January 19, 2012
3 Inside Secrets to Marketing Your Music By: Dana McMenamin Trying to make it big in the entertainment industry can be a grueling and arduous process. Hearing “no” so many times can be the breaking point on giving up your dream. But what aspiring artists don’t realize is the fact that there are many opportunities given and certain skills that need to be acquired to reach the goal of stardom. These three secrets will help boost your confidence and make you realize why you can pursue your dreams. First you need to realize that there is marketing potential everywhere. Think like an entrepreneur; look around your environment and notice that you can make money from what you see. Musicians, in the same way, should have this same instinct: to know what sells and what doesn’t. Direct all your energy on what is going to have the greatest impression and you will build long term success and accomplishment. Second, you need to negotiate like no one’s business. I suggest that you never take a free offer, which usually ends up being your first offer. If you get a booking for a show, make sure you get the money you deserve. If you were able to get booked in the first place, it means that you have potential, so don’t let the concert promoters sell you short, because they might try to get you for a price that is below what you are worth. Although you love to perform and would do it just as easily for free, you cannot and must not accept that offer. If you do accept the offer, it will highly affect your image as a musician, not to mention as a serious musician, and you may have a hard time stating your price in future bookings. You need to identify your worth and request a price that you deserve.

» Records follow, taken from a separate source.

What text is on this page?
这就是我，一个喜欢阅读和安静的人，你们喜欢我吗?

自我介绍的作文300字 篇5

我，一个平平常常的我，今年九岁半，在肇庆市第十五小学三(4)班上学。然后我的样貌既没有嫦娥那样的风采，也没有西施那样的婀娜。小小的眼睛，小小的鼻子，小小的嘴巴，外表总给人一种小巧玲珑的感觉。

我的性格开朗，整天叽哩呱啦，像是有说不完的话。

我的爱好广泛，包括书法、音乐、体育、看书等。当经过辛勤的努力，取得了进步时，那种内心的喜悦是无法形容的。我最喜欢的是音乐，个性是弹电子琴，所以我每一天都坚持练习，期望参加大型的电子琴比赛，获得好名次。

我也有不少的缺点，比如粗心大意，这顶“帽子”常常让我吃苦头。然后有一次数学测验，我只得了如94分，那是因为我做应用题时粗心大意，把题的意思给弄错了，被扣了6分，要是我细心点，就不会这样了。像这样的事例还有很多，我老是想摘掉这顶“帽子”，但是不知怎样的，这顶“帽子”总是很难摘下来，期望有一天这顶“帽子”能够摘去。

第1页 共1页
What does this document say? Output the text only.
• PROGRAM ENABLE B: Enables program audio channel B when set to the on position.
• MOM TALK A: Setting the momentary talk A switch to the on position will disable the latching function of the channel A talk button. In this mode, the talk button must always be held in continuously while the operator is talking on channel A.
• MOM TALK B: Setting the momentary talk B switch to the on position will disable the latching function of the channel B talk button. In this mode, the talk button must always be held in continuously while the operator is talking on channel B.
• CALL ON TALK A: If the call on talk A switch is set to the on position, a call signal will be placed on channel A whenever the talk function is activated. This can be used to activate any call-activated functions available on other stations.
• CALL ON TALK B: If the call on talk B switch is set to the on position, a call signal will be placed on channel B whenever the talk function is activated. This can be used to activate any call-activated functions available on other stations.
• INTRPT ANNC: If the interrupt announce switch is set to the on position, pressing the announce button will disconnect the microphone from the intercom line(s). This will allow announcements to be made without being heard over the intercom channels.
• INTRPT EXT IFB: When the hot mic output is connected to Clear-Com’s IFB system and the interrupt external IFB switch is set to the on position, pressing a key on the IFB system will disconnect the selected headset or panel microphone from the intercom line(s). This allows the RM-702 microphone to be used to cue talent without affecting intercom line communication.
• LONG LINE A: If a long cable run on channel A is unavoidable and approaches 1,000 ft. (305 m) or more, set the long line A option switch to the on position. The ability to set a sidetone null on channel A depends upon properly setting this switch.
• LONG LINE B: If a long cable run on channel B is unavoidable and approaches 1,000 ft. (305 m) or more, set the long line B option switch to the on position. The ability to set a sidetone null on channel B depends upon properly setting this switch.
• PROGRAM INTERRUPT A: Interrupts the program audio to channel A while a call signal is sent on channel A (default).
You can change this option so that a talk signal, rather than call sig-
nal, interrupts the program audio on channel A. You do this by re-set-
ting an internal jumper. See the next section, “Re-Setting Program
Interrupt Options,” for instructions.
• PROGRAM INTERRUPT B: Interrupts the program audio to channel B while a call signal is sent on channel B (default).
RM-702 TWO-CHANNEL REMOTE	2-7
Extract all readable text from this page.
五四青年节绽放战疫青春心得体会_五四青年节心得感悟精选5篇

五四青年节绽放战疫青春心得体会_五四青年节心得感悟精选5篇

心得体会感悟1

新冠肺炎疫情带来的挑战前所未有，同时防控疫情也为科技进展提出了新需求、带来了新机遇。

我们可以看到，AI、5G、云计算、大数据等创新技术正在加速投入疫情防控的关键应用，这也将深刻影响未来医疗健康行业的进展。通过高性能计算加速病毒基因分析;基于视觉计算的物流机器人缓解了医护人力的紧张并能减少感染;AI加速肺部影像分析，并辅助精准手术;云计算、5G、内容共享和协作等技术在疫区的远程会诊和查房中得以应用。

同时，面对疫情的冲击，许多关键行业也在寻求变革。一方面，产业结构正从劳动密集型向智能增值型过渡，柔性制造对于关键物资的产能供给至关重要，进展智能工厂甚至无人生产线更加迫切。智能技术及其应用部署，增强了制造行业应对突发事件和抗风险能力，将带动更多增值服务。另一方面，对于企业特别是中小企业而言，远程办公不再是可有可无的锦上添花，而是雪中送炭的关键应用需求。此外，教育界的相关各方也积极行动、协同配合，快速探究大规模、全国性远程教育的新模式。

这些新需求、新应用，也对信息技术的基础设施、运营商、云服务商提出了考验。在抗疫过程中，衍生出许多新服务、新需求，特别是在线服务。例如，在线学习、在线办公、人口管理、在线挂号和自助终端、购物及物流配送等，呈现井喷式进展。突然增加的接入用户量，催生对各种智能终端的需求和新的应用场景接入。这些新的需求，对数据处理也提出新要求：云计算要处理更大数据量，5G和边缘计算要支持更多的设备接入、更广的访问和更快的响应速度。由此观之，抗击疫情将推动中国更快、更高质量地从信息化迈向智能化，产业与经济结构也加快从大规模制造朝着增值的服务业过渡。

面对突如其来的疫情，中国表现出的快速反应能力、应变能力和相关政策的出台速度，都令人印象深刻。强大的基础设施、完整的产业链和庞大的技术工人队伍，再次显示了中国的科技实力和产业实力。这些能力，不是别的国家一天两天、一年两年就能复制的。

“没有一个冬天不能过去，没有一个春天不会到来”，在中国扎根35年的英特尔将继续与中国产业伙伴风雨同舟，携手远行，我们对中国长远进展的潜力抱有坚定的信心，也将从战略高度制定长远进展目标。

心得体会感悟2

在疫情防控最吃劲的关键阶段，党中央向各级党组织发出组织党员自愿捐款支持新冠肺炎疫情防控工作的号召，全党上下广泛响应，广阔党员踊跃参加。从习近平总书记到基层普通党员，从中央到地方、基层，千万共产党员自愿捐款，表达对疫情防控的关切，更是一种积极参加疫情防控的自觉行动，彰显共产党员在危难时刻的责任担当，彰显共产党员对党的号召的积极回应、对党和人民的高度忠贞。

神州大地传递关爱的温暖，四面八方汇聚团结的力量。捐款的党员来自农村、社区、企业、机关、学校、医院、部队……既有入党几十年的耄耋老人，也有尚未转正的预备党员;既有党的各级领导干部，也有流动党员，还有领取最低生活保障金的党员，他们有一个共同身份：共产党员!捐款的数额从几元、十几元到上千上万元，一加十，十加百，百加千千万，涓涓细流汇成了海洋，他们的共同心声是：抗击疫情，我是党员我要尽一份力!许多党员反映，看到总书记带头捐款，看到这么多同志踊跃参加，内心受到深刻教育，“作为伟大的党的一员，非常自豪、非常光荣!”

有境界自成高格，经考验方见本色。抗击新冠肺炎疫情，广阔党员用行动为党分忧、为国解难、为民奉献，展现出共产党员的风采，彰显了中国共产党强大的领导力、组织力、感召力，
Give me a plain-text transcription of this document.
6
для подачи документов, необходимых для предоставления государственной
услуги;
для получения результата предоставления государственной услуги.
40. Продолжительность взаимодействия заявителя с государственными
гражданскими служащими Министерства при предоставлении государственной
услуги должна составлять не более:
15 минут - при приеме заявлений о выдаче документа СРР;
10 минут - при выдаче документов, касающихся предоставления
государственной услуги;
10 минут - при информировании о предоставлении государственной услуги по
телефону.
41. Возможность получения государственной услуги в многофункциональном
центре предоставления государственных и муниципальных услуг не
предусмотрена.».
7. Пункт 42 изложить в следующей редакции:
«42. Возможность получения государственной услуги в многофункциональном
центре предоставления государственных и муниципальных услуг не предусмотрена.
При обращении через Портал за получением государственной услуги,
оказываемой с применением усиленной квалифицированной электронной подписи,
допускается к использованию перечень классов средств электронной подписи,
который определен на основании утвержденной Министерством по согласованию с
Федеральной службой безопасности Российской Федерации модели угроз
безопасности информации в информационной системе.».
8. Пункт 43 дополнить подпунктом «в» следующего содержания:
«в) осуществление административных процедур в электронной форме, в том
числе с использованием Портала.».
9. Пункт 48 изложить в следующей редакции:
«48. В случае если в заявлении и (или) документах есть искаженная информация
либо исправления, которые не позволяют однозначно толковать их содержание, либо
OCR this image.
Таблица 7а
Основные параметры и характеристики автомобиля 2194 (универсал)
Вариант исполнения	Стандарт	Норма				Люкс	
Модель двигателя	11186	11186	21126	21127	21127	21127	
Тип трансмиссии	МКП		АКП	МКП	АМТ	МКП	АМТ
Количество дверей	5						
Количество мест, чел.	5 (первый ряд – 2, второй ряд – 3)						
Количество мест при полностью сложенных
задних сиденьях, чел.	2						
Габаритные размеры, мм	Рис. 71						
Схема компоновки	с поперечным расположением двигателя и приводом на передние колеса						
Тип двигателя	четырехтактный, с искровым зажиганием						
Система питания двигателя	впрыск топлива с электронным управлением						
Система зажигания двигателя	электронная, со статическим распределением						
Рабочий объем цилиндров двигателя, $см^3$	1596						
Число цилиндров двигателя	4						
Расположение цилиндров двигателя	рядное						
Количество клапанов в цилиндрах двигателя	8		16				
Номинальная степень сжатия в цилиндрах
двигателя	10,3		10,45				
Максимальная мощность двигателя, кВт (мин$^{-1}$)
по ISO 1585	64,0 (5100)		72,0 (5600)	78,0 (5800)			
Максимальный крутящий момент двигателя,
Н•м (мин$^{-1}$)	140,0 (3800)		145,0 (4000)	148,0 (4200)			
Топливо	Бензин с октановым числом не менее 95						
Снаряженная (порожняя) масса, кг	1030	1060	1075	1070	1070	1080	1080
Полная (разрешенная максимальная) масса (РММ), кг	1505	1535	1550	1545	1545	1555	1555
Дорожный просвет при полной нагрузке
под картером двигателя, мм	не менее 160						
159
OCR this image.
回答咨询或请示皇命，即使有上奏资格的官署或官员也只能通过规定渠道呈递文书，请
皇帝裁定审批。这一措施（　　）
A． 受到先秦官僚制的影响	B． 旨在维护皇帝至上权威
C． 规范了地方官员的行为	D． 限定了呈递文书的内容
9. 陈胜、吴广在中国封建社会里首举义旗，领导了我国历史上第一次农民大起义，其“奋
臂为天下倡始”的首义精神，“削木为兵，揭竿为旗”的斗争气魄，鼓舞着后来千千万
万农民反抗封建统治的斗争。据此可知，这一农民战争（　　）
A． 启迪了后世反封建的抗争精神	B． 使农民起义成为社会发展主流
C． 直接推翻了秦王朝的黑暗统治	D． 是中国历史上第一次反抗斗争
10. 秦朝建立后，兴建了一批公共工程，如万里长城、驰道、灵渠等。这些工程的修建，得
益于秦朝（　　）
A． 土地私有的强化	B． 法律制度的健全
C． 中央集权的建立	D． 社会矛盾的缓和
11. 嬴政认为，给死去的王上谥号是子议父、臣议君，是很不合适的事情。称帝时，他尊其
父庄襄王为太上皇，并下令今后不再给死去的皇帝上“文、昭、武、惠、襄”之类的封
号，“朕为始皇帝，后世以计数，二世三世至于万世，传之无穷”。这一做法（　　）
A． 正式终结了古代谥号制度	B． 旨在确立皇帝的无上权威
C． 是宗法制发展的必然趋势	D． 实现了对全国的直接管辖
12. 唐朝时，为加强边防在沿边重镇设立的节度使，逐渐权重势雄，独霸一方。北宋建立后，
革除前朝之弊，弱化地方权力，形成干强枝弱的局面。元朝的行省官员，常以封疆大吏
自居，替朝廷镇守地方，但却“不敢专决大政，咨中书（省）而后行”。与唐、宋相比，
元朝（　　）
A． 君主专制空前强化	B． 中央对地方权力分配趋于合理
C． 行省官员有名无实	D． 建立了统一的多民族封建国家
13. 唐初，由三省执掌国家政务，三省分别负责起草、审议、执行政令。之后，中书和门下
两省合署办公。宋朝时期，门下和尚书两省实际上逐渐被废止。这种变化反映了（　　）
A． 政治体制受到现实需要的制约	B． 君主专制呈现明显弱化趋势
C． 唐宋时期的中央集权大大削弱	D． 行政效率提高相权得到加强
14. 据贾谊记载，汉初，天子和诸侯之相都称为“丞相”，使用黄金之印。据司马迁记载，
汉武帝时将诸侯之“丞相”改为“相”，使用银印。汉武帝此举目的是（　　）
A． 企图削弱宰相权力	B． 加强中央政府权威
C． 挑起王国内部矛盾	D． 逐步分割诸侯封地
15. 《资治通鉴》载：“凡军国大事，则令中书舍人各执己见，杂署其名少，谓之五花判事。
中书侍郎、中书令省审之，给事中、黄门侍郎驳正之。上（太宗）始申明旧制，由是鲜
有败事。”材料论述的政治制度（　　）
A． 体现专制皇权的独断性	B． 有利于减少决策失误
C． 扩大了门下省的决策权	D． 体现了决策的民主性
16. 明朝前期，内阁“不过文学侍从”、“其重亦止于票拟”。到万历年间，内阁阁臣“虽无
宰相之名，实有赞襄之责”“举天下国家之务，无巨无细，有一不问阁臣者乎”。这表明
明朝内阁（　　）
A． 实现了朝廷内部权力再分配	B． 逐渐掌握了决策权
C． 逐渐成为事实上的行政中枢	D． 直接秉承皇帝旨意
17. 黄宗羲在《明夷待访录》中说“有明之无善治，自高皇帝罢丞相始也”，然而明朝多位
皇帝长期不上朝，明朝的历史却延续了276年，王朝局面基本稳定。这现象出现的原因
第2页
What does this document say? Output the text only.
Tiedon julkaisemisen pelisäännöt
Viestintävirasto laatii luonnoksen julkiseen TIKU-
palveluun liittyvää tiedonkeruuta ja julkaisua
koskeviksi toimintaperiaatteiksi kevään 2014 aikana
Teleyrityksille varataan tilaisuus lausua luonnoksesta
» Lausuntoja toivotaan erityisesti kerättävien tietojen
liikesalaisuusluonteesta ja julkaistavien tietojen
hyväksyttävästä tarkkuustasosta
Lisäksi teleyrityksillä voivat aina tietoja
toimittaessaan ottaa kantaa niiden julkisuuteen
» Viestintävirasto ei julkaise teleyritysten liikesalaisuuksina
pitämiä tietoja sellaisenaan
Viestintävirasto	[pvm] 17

January 19, 2012 Third, to not overwhelm the music executives, you must keep it simple when selling your music. I would suggest word of the mouth. It really does work like magic and brings about a sense of fascination. When your music starts to get popular, as in you start to sell out smaller local clubs, you should move to a bigger venue and charge a little extra for tickets. You do not want to drown out your execs, because they might get tired of your tactics. But if you keep it simple and slowly start changing up your popularity, this will increase your income little by little and more people will get a chance to hear your music. Changing your venue to different places, but in the same general area, will also reach new fans. This helps your music selling by getting new faces to hear and see your music, keeping it fairly simple. And you never know, those new faces might be music executives looking for new talent.